David Aferiat, Trade Ideas: AI is just modeling the market's behavior so there's no reason that it would add something that's significantly different than current volatility ranges. Additionally, AI-generated analytics are a different tool for trading but not nearly as impactful on liquidity as auto trading/HFT. If anything, AI stands to reduce volatility if it brings in more people to trade in the market—more participation in the markets generally lowers volatility.
Dr. Hossein Kazemi, CAIA: In the short run, I think it will reduce volatility as some of the traders who are in crowded trades may move to less crowded ones due to the use of AI. That is, correlations among trading strategies could decline in the short-run. However, if AI becomes widespread and all AI programs discover the same trading opportunities, then we could have many more flash crashes. These are all questions that CAIA and the CADA Institute will continue to study.

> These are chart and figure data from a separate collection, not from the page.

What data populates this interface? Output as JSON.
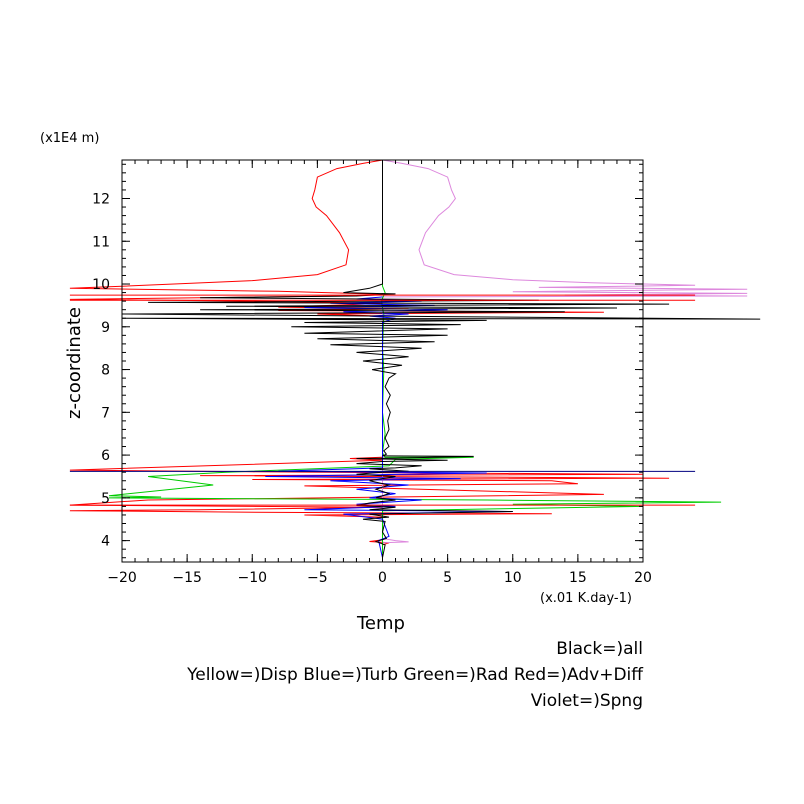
{
  "chart_data": {
    "type": "line",
    "y_unit_label": "(x1E4 m)",
    "x_unit_label": "(x.01 K.day-1)",
    "xlabel": "Temp",
    "ylabel": "z-coordinate",
    "xlim": [
      -20,
      20
    ],
    "ylim": [
      3.5,
      12.9
    ],
    "x_ticks": [
      "−20",
      "−15",
      "−10",
      "−5",
      "0",
      "5",
      "10",
      "15",
      "20"
    ],
    "x_tick_values": [
      -20,
      -15,
      -10,
      -5,
      0,
      5,
      10,
      15,
      20
    ],
    "y_ticks": [
      "4",
      "5",
      "6",
      "7",
      "8",
      "9",
      "10",
      "11",
      "12"
    ],
    "y_tick_values": [
      4,
      5,
      6,
      7,
      8,
      9,
      10,
      11,
      12
    ],
    "legend_lines": [
      "Black=)all",
      "Yellow=)Disp Blue=)Turb Green=)Rad Red=)Adv+Diff",
      "Violet=)Spng"
    ],
    "colors": {
      "all": "#000000",
      "turb": "#0000ff",
      "rad": "#00cc00",
      "adv": "#ff0000",
      "spng": "#dd88dd"
    },
    "series": [
      {
        "key": "adv",
        "color": "#ff0000",
        "points": [
          [
            0,
            12.9
          ],
          [
            -1.5,
            12.82
          ],
          [
            -3.5,
            12.7
          ],
          [
            -5,
            12.5
          ],
          [
            -5.2,
            12.2
          ],
          [
            -5.4,
            12.0
          ],
          [
            -5.1,
            11.8
          ],
          [
            -4.3,
            11.6
          ],
          [
            -3.3,
            11.2
          ],
          [
            -2.6,
            10.8
          ],
          [
            -2.8,
            10.45
          ],
          [
            -5,
            10.22
          ],
          [
            -10,
            10.08
          ],
          [
            -16,
            10.0
          ],
          [
            -20,
            9.95
          ],
          [
            -24,
            9.9
          ],
          [
            -8,
            9.83
          ],
          [
            0,
            9.76
          ],
          [
            -3,
            9.72
          ],
          [
            -14,
            9.68
          ],
          [
            -24,
            9.64
          ],
          [
            -10,
            9.6
          ],
          [
            0,
            9.55
          ],
          [
            -4,
            9.5
          ],
          [
            -8,
            9.46
          ],
          [
            2,
            9.42
          ],
          [
            -8,
            9.38
          ],
          [
            17,
            9.34
          ],
          [
            -5,
            9.3
          ],
          [
            0,
            9.25
          ],
          [
            0,
            5.95
          ],
          [
            -2.5,
            5.92
          ],
          [
            0,
            5.88
          ],
          [
            -24,
            5.65
          ],
          [
            -10,
            5.61
          ],
          [
            20,
            5.55
          ],
          [
            -14,
            5.52
          ],
          [
            22,
            5.46
          ],
          [
            -10,
            5.43
          ],
          [
            13,
            5.4
          ],
          [
            15,
            5.33
          ],
          [
            -6,
            5.28
          ],
          [
            17,
            5.08
          ],
          [
            -18,
            4.95
          ],
          [
            -24,
            4.83
          ],
          [
            0,
            4.78
          ],
          [
            -14,
            4.72
          ],
          [
            -24,
            4.7
          ],
          [
            -8,
            4.66
          ],
          [
            13,
            4.63
          ],
          [
            -6,
            4.6
          ],
          [
            0,
            4.55
          ],
          [
            0,
            4.02
          ],
          [
            -1,
            3.98
          ],
          [
            0.5,
            3.95
          ],
          [
            0,
            3.9
          ]
        ]
      },
      {
        "key": "spng",
        "color": "#dd88dd",
        "points": [
          [
            0,
            12.9
          ],
          [
            1.5,
            12.82
          ],
          [
            3.5,
            12.7
          ],
          [
            5,
            12.5
          ],
          [
            5.3,
            12.2
          ],
          [
            5.6,
            12.0
          ],
          [
            5.1,
            11.8
          ],
          [
            4.3,
            11.6
          ],
          [
            3.3,
            11.2
          ],
          [
            2.8,
            10.8
          ],
          [
            3.2,
            10.45
          ],
          [
            5.5,
            10.22
          ],
          [
            10,
            10.1
          ],
          [
            16,
            10.03
          ],
          [
            24,
            9.97
          ],
          [
            12,
            9.92
          ],
          [
            28,
            9.88
          ],
          [
            10,
            9.82
          ],
          [
            28,
            9.78
          ],
          [
            14,
            9.74
          ],
          [
            28,
            9.72
          ],
          [
            0,
            9.7
          ],
          [
            0,
            4.05
          ],
          [
            1,
            4.0
          ],
          [
            2,
            3.97
          ],
          [
            0,
            3.95
          ]
        ]
      },
      {
        "key": "rad",
        "color": "#00cc00",
        "points": [
          [
            0,
            12.9
          ],
          [
            0,
            9.95
          ],
          [
            0.2,
            9.8
          ],
          [
            -0.1,
            9.6
          ],
          [
            0.1,
            9.3
          ],
          [
            0,
            8.5
          ],
          [
            0.1,
            8.0
          ],
          [
            0,
            7.0
          ],
          [
            0.2,
            6.5
          ],
          [
            0,
            6.05
          ],
          [
            0.2,
            5.95
          ],
          [
            7,
            5.95
          ],
          [
            1,
            5.9
          ],
          [
            0.5,
            5.75
          ],
          [
            -12,
            5.6
          ],
          [
            -18,
            5.5
          ],
          [
            -13,
            5.3
          ],
          [
            -21,
            5.05
          ],
          [
            -17,
            5.02
          ],
          [
            -21,
            5.0
          ],
          [
            8,
            4.95
          ],
          [
            26,
            4.9
          ],
          [
            10,
            4.85
          ],
          [
            20,
            4.8
          ],
          [
            0,
            4.7
          ],
          [
            0,
            3.6
          ]
        ]
      },
      {
        "key": "turb",
        "color": "#0000ff",
        "points": [
          [
            0,
            9.7
          ],
          [
            -2,
            9.65
          ],
          [
            3,
            9.6
          ],
          [
            -4,
            9.55
          ],
          [
            4,
            9.5
          ],
          [
            -6,
            9.45
          ],
          [
            5,
            9.4
          ],
          [
            -3,
            9.35
          ],
          [
            2,
            9.3
          ],
          [
            -1,
            9.25
          ],
          [
            1,
            9.2
          ],
          [
            0,
            9.1
          ],
          [
            0,
            5.7
          ],
          [
            -8,
            5.62
          ],
          [
            8,
            5.58
          ],
          [
            -9,
            5.5
          ],
          [
            6,
            5.45
          ],
          [
            -4,
            5.4
          ],
          [
            2,
            5.3
          ],
          [
            -2,
            5.2
          ],
          [
            1,
            5.1
          ],
          [
            -1,
            5.0
          ],
          [
            3,
            4.95
          ],
          [
            -2,
            4.85
          ],
          [
            1,
            4.8
          ],
          [
            -6,
            4.72
          ],
          [
            10,
            4.68
          ],
          [
            -3,
            4.62
          ],
          [
            0,
            4.5
          ],
          [
            0.5,
            4.1
          ],
          [
            -0.3,
            4.0
          ],
          [
            0,
            3.6
          ]
        ]
      },
      {
        "key": "all",
        "color": "#000000",
        "points": [
          [
            0,
            12.9
          ],
          [
            0,
            10.0
          ],
          [
            -1,
            9.9
          ],
          [
            -3,
            9.8
          ],
          [
            1,
            9.77
          ],
          [
            -2,
            9.72
          ],
          [
            -14,
            9.68
          ],
          [
            12,
            9.62
          ],
          [
            -18,
            9.57
          ],
          [
            22,
            9.53
          ],
          [
            -12,
            9.48
          ],
          [
            18,
            9.44
          ],
          [
            -14,
            9.4
          ],
          [
            14,
            9.35
          ],
          [
            -20,
            9.3
          ],
          [
            29,
            9.18
          ],
          [
            -20,
            9.2
          ],
          [
            8,
            9.15
          ],
          [
            -6,
            9.1
          ],
          [
            6,
            9.05
          ],
          [
            -7,
            9.0
          ],
          [
            5,
            8.95
          ],
          [
            -6,
            8.85
          ],
          [
            5,
            8.8
          ],
          [
            -5,
            8.72
          ],
          [
            4,
            8.65
          ],
          [
            -4,
            8.58
          ],
          [
            3,
            8.5
          ],
          [
            -2,
            8.4
          ],
          [
            2,
            8.3
          ],
          [
            -1.5,
            8.2
          ],
          [
            1.5,
            8.1
          ],
          [
            -0.8,
            8.0
          ],
          [
            1,
            7.9
          ],
          [
            0.5,
            7.8
          ],
          [
            0.2,
            7.6
          ],
          [
            0.6,
            7.4
          ],
          [
            0.3,
            7.2
          ],
          [
            0.6,
            7.0
          ],
          [
            0.4,
            6.8
          ],
          [
            0.5,
            6.6
          ],
          [
            0.2,
            6.4
          ],
          [
            0.5,
            6.2
          ],
          [
            0.1,
            6.1
          ],
          [
            0.3,
            6.02
          ],
          [
            0,
            5.98
          ],
          [
            7,
            5.97
          ],
          [
            1,
            5.93
          ],
          [
            -2,
            5.92
          ],
          [
            5,
            5.88
          ],
          [
            0,
            5.85
          ],
          [
            -2,
            5.8
          ],
          [
            3,
            5.75
          ],
          [
            1,
            5.7
          ],
          [
            -1,
            5.68
          ],
          [
            2,
            5.62
          ],
          [
            0,
            5.6
          ],
          [
            -2,
            5.55
          ],
          [
            1,
            5.5
          ],
          [
            0,
            5.45
          ],
          [
            -1,
            5.4
          ],
          [
            0.5,
            5.3
          ],
          [
            -0.5,
            5.2
          ],
          [
            0.5,
            5.1
          ],
          [
            -0.5,
            5.0
          ],
          [
            1,
            4.95
          ],
          [
            -1,
            4.88
          ],
          [
            -2,
            4.82
          ],
          [
            1,
            4.78
          ],
          [
            -1,
            4.72
          ],
          [
            10,
            4.68
          ],
          [
            -1,
            4.62
          ],
          [
            0.5,
            4.55
          ],
          [
            -1.5,
            4.5
          ],
          [
            0.2,
            4.45
          ],
          [
            0,
            4.2
          ],
          [
            0.3,
            4.05
          ],
          [
            -0.5,
            3.98
          ],
          [
            0.2,
            3.9
          ],
          [
            0,
            3.6
          ]
        ]
      }
    ],
    "h_lines": [
      {
        "y": 5.62,
        "x1": -24,
        "x2": 24,
        "color": "#000080"
      },
      {
        "y": 9.62,
        "x1": -24,
        "x2": 24,
        "color": "#ff0000"
      },
      {
        "y": 9.74,
        "x1": -24,
        "x2": 24,
        "color": "#ff0000"
      },
      {
        "y": 4.83,
        "x1": -24,
        "x2": 24,
        "color": "#ff0000"
      }
    ]
  }
}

Lane Mendelsohn, VantagePoint: I don’t think that the adoption of AI will lead to a reduction of market volatility. I think the markets are always going to be volatile, and we need volatility. Volatility is actually a good thing for the markets. It creates tremendous trading opportunities for people to really build wealth.
The key is the AI, and this is something that we’ve successfully been able to do for decades now, is the AI can help traders navigate the market volatility. And that’s really what we’re looking for. If there was no volatility, then there’s not really much in the way of trading opportunities. If there’s volatility, that creates trading opportunities, but the only people that will be able to seize those opportunities and profit from them are those who have a way of navigating that market volatility and putting the odds in their favor. That’s how VantagePoint has helped our customers utilize artificial intelligence to do just that.
Nikhil Dhingra, Tradagon: I think initially definitely volatility simply due to rogue algos misfiring. And then, who knows...one hopes that it does not make volatility something of the past.